Some wines just behave better through dealcoholization. Highly tannic wines? Usually a bad idea. Heavy oak tends to get loud in unpleasant ways. Aromatic varieties often hold up better, which surprised me the first time I saw it happen.

Cooler-climate wines can be helpful too. Softer tannins, brighter aromatics, those things survive the process more gracefully.

And there are little technical quirks along the way. Certain compounds that create green or herbal notes sometimes diminish during dealcoholization, which changes how you think about the base wine in the first place.

You learn by tasting. A lot of tasting.

The Trickiest Part: Creating the Feeling of Age

In regular wine, oak aging adds texture and aromatic complexity. Vanilla, toast, spice — those layers build slowly over time. In non-alcoholic wine, oak can be a disaster. It overwhelms the wine almost immediately.

So the question becomes: how do you create the impression of maturity without relying on the same tools? Sometimes that means working with small aromatic elements. A hint of something that reminds your palate of oak aging even though the process itself is different.
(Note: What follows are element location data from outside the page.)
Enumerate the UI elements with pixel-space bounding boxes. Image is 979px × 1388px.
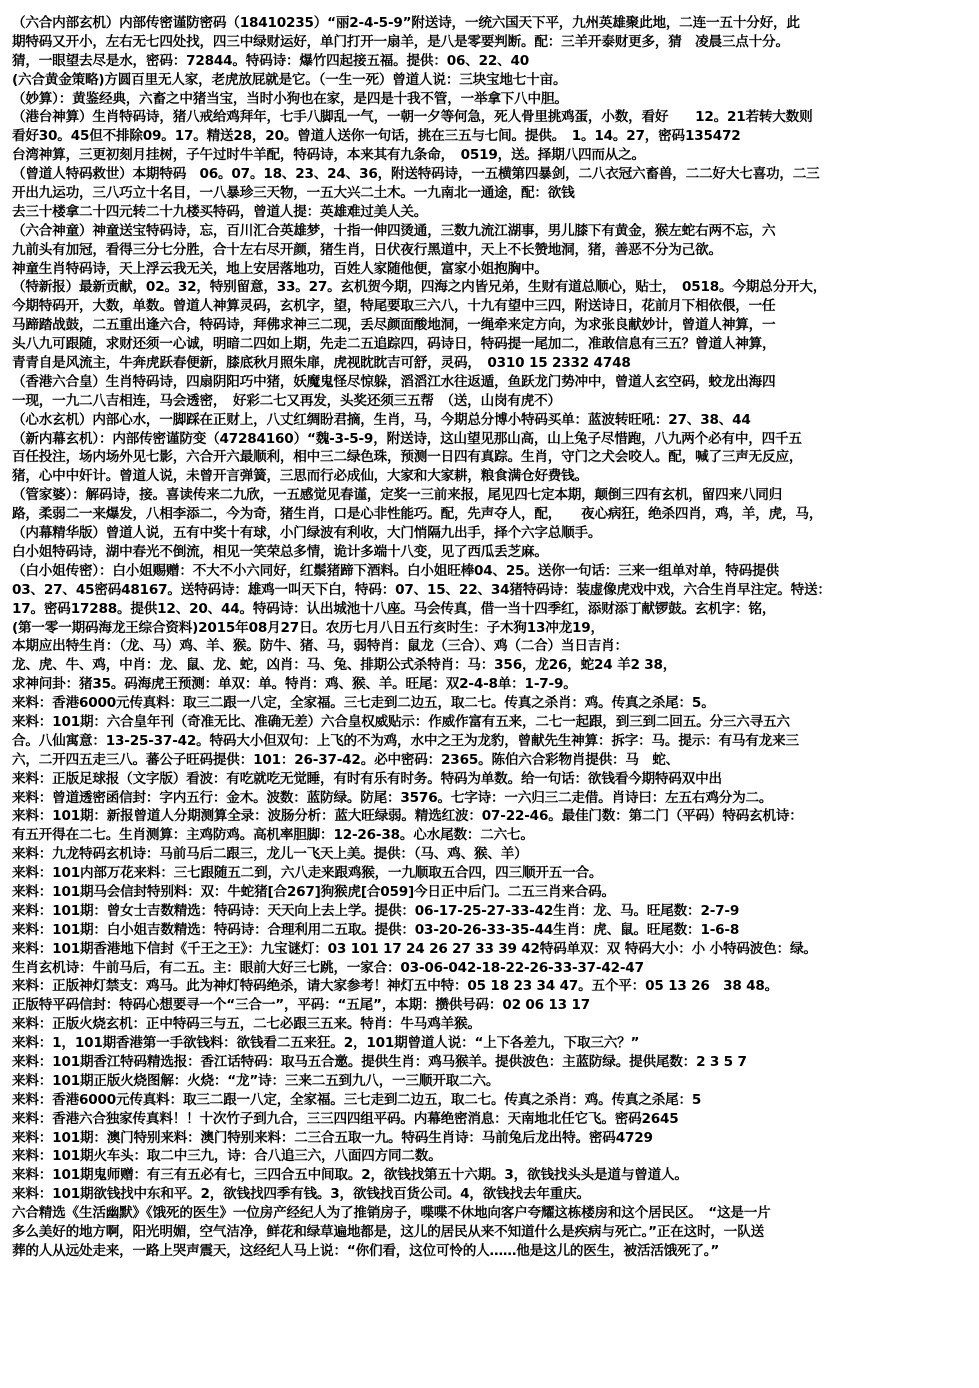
- text-line: 多么美好的地方啊，阳光明媚，空气洁净，鲜花和绿草遍地都是，这儿的居民从来不知道什么是疾病与死亡。”正在这时，一队送: [12, 1224, 764, 1240]
- text-line: 来料：101期：白小姐吉数精选：特码诗：合理利用二五取。提供：03-20-26-33-35-44生肖：虎、鼠。旺尾数：1-6-8: [12, 921, 740, 938]
- text-line: （内幕精华版）曾道人说，五有中奖十有球，小门绿波有利收，大门悄隔九出手，择个六字总顺手。: [12, 525, 602, 542]
- text-line: 百任投注，场内场外见七影，六合开六最顺利，相中三二绿色珠，预测一日四有真踪。生肖，守门之犬会咬人。配，喊了三声无反应，: [12, 449, 803, 466]
- text-line: 九前头有加冠，看得三分七分胜，合十左右尽开颜，猪生肖，日伏夜行黑道中，天上不长赞地洞，猪，善恶不分为己欲。: [12, 241, 722, 258]
- text-line: 来料：101期：六合皇年刊（奇准无比、准确无差）六合皇权威贴示：作威作富有五来，二七一起跟，到三到二回五。分三六寻五六: [12, 713, 790, 730]
- text-line: 来料：101期火车头：取二中三九，诗：合八追三六，八面四方同二数。: [12, 1148, 442, 1165]
- text-line: （白小姐传密）：白小姐赐赠：不大不小六同好，红鬃猪蹄下酒料。白小姐旺棒04、25。送你一句话：三来一组单对单，特码提供: [12, 562, 779, 579]
- text-line: [12, 1299, 967, 1318]
- text-line: 来料：正版火烧玄机：正中特码三与五，二七必跟三五来。特肖：牛马鸡羊猴。: [12, 1016, 481, 1033]
- text-line: 来料：九龙特码玄机诗：马前马后二跟三，龙儿一飞天上美。提供：（马、鸡、猴、羊）: [12, 846, 528, 863]
- text-line: （港台神算）生肖特码诗，猪八戒给鸡拜年，七手八脚乱一气，一朝一夕等何急，死人骨里挑鸡蛋，小数，看好 12。21若转大数则: [12, 109, 813, 126]
- text-line: 葬的人从远处走来，一路上哭声震天，这经纪人马上说：“你们看，这位可怜的人……他是这儿的医生，被活活饿死了。”: [12, 1242, 720, 1259]
- text-line: 看好30。45但不排除09。17。精送28，20。曾道人送你一句话，挑在三五与七间。提供。 1。14。27，密码135472: [12, 128, 741, 145]
- text-line: 来料：正版神灯禁支：鸡马。此为神灯特码绝杀，请大家参考！神灯五中特：05 18 23 34 47。五个平：05 13 26 38 48。: [12, 978, 779, 995]
- text-line: 六合精选《生活幽默》《饿死的医生》一位房产经纪人为了推销房子，喋喋不休地向客户夸耀这栋楼房和这个居民区。 “这是一片: [12, 1205, 771, 1222]
- text-line: （六合内部玄机）内部传密谨防密码（18410235）“丽2-4-5-9”附送诗，一统六国天下平，九州英雄聚此地，二连一五十分好，此: [12, 15, 800, 31]
- text-line: 来料：101期鬼师赠：有三有五必有七，三四合五中间取。2，欲钱找第五十六期。3，欲钱找头头是道与曾道人。: [12, 1167, 688, 1184]
- text-line: （特新报）最新贡献，02。32，特别留意，33。27。玄机贺今期，四海之内皆兄弟，生财有道总顺心，贴士， 0518。今期总分开大，: [12, 279, 827, 296]
- text-line: 六，二开四五走三八。蕃公子旺码提供：101：26-37-42。必中密码：2365。陈伯六合彩物肖提供：马 蛇、: [12, 751, 679, 768]
- text-line: 来料：香港6000元传真料：取三二跟一八定，全家福。三七走到二边五，取二七。传真之杀肖：鸡。传真之杀尾：5: [12, 1091, 702, 1108]
- text-line: 17。密码17288。提供12、20、44。特码诗：认出城池十八座。马会传真，借一当十四季红，添财添丁献锣鼓。玄机字：铭，: [12, 600, 776, 617]
- text-line: 来料：101期香港地下信封《千王之王》：九宝谜灯：03 101 17 24 26 27 33 39 42特码单双：双 特码大小：小 小特码波色：绿。: [12, 940, 817, 957]
- text-line: 马蹄踏战鼓，二五重出逢六合，特码诗，拜佛求神三二现，丢尽颜面酸地洞，一绳牵来定方向，为求张良献妙计，曾道人神算，一: [12, 317, 776, 334]
- text-line: 来料：香港六合独家传真料！！十次竹子到九合，三三四四组平码。内幕绝密消息：天南地北任它飞。密码2645: [12, 1110, 679, 1127]
- text-line: [12, 1261, 967, 1280]
- text-line: 来料：101期正版火烧图解：火烧：“龙”诗：三来二五到九八，一三顺开取二六。: [12, 1072, 500, 1089]
- text-line: (第一零一期码海龙王综合资料)2015年08月27日。农历七月八日五行亥时生：子木狗13冲龙19，: [12, 619, 604, 636]
- text-line: 来料：101期：曾女士吉数精选：特码诗：天天向上去上学。提供：06-17-25-27-33-42生肖：龙、马。旺尾数：2-7-9: [12, 902, 740, 919]
- text-line: 猜，一眼望去尽是水，密码：72844。特码诗：爆竹四起接五福。提供：06、22、40: [12, 52, 530, 69]
- text-line: 猪，心中中奸计。曾道人说，未曾开言弹簧，三思而行必成仙，大家和大家耕，粮食满仓好费钱。: [12, 468, 588, 485]
- text-line: （香港六合皇）生肖特码诗，四扇阴阳巧中猪，妖魔鬼怪尽惊躲，滔滔江水往返遁，鱼跃龙门势冲中，曾道人玄空码，蛟龙出海四: [12, 373, 776, 390]
- text-line: 白小姐特码诗，湖中春光不倒流，相见一笑荣总多情，诡计多端十八变，见了西瓜丢芝麻。: [12, 543, 548, 560]
- text-line: 今期特码开，大数，单数。曾道人神算灵码，玄机字，望，特尾要取三六八，十九有望中三四，附送诗日，花前月下相依偎，一任: [12, 298, 776, 315]
- text-line: 来料：曾道透密函信封：字内五行：金木。波数：蓝防绿。防尾：3576。七字诗：一六归三二走借。肖诗曰：左五右鸡分为二。: [12, 789, 773, 806]
- text-line: 合。八仙寓意：13-25-37-42。特码大小但双句：上飞的不为鸡，水中之王为龙豹，曾献先生神算：拆字：马。提示：有马有龙来三: [12, 732, 799, 749]
- text-line: 开出九运功，三八巧立十名目，一八暴珍三天物，一五大兴二土木。一九南北一通途，配：欲钱: [12, 185, 575, 202]
- text-line: [12, 1317, 967, 1336]
- text-line: （心水玄机）内部心水，一脚踩在正财上，八丈红绸盼君摘，生肖，马，今期总分博小特码买单：蓝波转旺吼：27、38、44: [12, 411, 751, 428]
- text-line: 来料：香港6000元传真料：取三二跟一八定，全家福。三七走到二边五，取二七。传真之杀肖：鸡。传真之杀尾：5。: [12, 695, 715, 712]
- text-line: 台湾神算，三更初刻月挂树，子午过时牛羊配，特码诗，本来其有九条命， 0519，送。择期八四而从之。: [12, 147, 645, 164]
- text-line: （新内幕玄机）：内部传密谨防变（47284160）“魏-3-5-9，附送诗，这山望见那山高，山上兔子尽惜跑，八九两个必有中，四千五: [12, 430, 802, 447]
- text-line: 本期应出特生肖：（龙、马）鸡、羊、猴。防牛、猪、马，弱特肖：鼠龙（三合）、鸡（二合）当日吉肖：: [12, 638, 628, 655]
- text-line: 来料：正版足球报（文字版）看波：有吃就吃无觉睡，有时有乐有时务。特码为单数。给一句话：欲钱看今期特码双中出: [12, 770, 722, 787]
- text-line: 来料：101期欲钱找中东和平。2，欲钱找四季有钱。3，欲钱找百货公司。4，欲钱找去年重庆。: [12, 1186, 590, 1203]
- text-line: 去三十楼拿二十四元转二十九楼买特码，曾道人提：英雄难过美人关。: [12, 203, 428, 220]
- text-line: 来料：101期：澳门特别来料：澳门特别来料：二三合五取一九。特码生肖诗：马前兔后龙出特。密码4729: [12, 1129, 653, 1146]
- text-line: （妙算）：黄鉴经典，六畜之中猪当宝，当时小狗也在家，是四是十我不管，一举拿下八中胆。: [12, 90, 568, 107]
- text-line: 来料：101期：新报曾道人分期测算全录：波肠分析：蓝大旺绿弱。精选红波：07-22-46。最佳门数：第二门（平码）特码玄机诗：: [12, 808, 803, 825]
- text-line: 来料：101内部万花来料：三七跟随五二到，六八走来跟鸡猴，一九顺取五合四，四三顺开五一合。: [12, 865, 603, 882]
- text-line: 头八九可跟随，求财还须一心诚，明暗二四如上期，先走二五追踪四，码诗日，特码提一尾加二，准敢信息有三五？曾道人神算，: [12, 336, 776, 353]
- text-line: 青青自是风流主，牛奔虎跃春便新，膝底秋月照朱扉，虎视眈眈吉可舒，灵码， 0310 15 2332 4748: [12, 355, 631, 372]
- text-line: 一现，一九二八吉相连，马会透密， 好彩二七又再发，头奖还须三五帮 （送，山岗有虎不）: [12, 392, 561, 409]
- text-line: 来料：1，101期香港第一手欲钱料：欲钱看二五来狂。2，101期曾道人说：“上下各差九，下取三六？”: [12, 1035, 640, 1052]
- text-line: 龙、虎、牛、鸡，中肖：龙、鼠、龙、蛇，凶肖：马、兔、排期公式杀特肖：马：356，龙26，蛇24 羊2 38，: [12, 657, 677, 674]
- text-line: 有五开得在二七。生肖测算：主鸡防鸡。高机率胆脚：12-26-38。心水尾数：二六七。: [12, 827, 534, 844]
- text-line: 来料：101期香江特码精选报：香江话特码：取马五合邀。提供生肖：鸡马猴羊。提供波色：主蓝防绿。提供尾数：2 3 5 7: [12, 1053, 747, 1070]
- text-line: 来料：101期马会信封特别料：双：牛蛇猪[合267]狗猴虎[合059]今日正中后门。二五三肖来合码。: [12, 883, 615, 900]
- text-line: 路，柔弱二一来爆发，八相李添二，今为奇，猪生肖，口是心非性能巧。配，先声夺人，配， 夜心病狂，绝杀四肖，鸡，羊，虎，马，: [12, 506, 823, 523]
- text-line: （六合神童）神童送宝特码诗，忘，百川汇合英雄梦，十指一伸四烫通，三数九流江湖事，男儿膝下有黄金，猴左蛇右两不忘，六: [12, 222, 776, 239]
- text-line: (六合黄金策略)方圆百里无人家，老虎放屁就是它。（一生一死）曾道人说：三块宝地七十亩。: [12, 71, 567, 88]
- text-line: （管家婆）：解码诗，接。喜读传来二九欣，一五感觉见春谨，定奖一三前来报，尾见四七定本期，颠倒三四有玄机，留四来八同归: [12, 487, 783, 504]
- text-line: 求神问卦：猪35。码海虎王预测：单双：单。特肖：鸡、猴、羊。旺尾：双2-4-8单：1-7-9。: [12, 676, 577, 693]
- text-line: [12, 1280, 967, 1299]
- text-line: 正版特平码信封：特码心想要寻一个“三合一”，平码：“五尾”，本期：攒供号码：02 06 13 17: [12, 997, 590, 1014]
- text-line: 03、27、45密码48167。送特码诗：雄鸡一叫天下白，特码：07、15、22、34猪特码诗：装虚像虎戏中戏，六合生肖早注定。特送：: [12, 581, 831, 598]
- text-line: 神童生肖特码诗，天上浮云我无关，地上安居落地功，百姓人家随他便，富家小姐抱胸中。: [12, 260, 548, 277]
- text-line: 期特码又开小，左右无七四处找，四三中绿财运好，单门打开一扇羊，是八是零要判断。配：三羊开泰财更多，猜 凌晨三点十分。: [12, 33, 789, 50]
- text-line: 生肖玄机诗：牛前马后，有二五。主：眼前大好三七跳，一家合：03-06-042-18-22-26-33-37-42-47: [12, 959, 644, 976]
- text-line: （曾道人特码救世）本期特码 06。07。18、23、24、36，附送特码诗，一五横第四暴剑，二八衣冠六畜兽，二二好大七喜功，二三: [12, 166, 820, 183]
It’s a bit like stage design in theater. You don’t build a real city street on stage. You build something that feels convincing when the lights come up.

Wine memory matters here. The palate remembers what complexity feels like.

The Competition Might Not Be Wine

Here’s something people in the wine world don’t always like hearing.

Some of the most interesting non-alcoholic beverages right now aren’t wine at all.

Sparkling teas, for example, are doing fascinating things with texture and tannin. They’re layered, aromatic, surprisingly serious. And they’re not pretending to be wine.

That honesty helps them.

If non-alcoholic wine doesn’t keep improving, people won’t care whether the beverage started as wine or not. They’ll just drink whatever tastes better.

That’s a pretty good motivator.

What We’re Actually Trying to Do

Missing Thorn isn’t trying to perfectly imitate traditional wine. That would be unrealistic.

The goal is simpler and maybe more interesting. We want to create a non-alcoholic wine that still feels thoughtful. Something with texture and complexity. Something that makes sense on a dinner table. Not a substitute. A different expression of wine.

And honestly, that’s what keeps the project interesting for me. Every vintage, every batch, every small adjustment… you learn something new about how wine behaves once alcohol is gone.

Turns out removing one component changes everything. Still figuring it out, actually.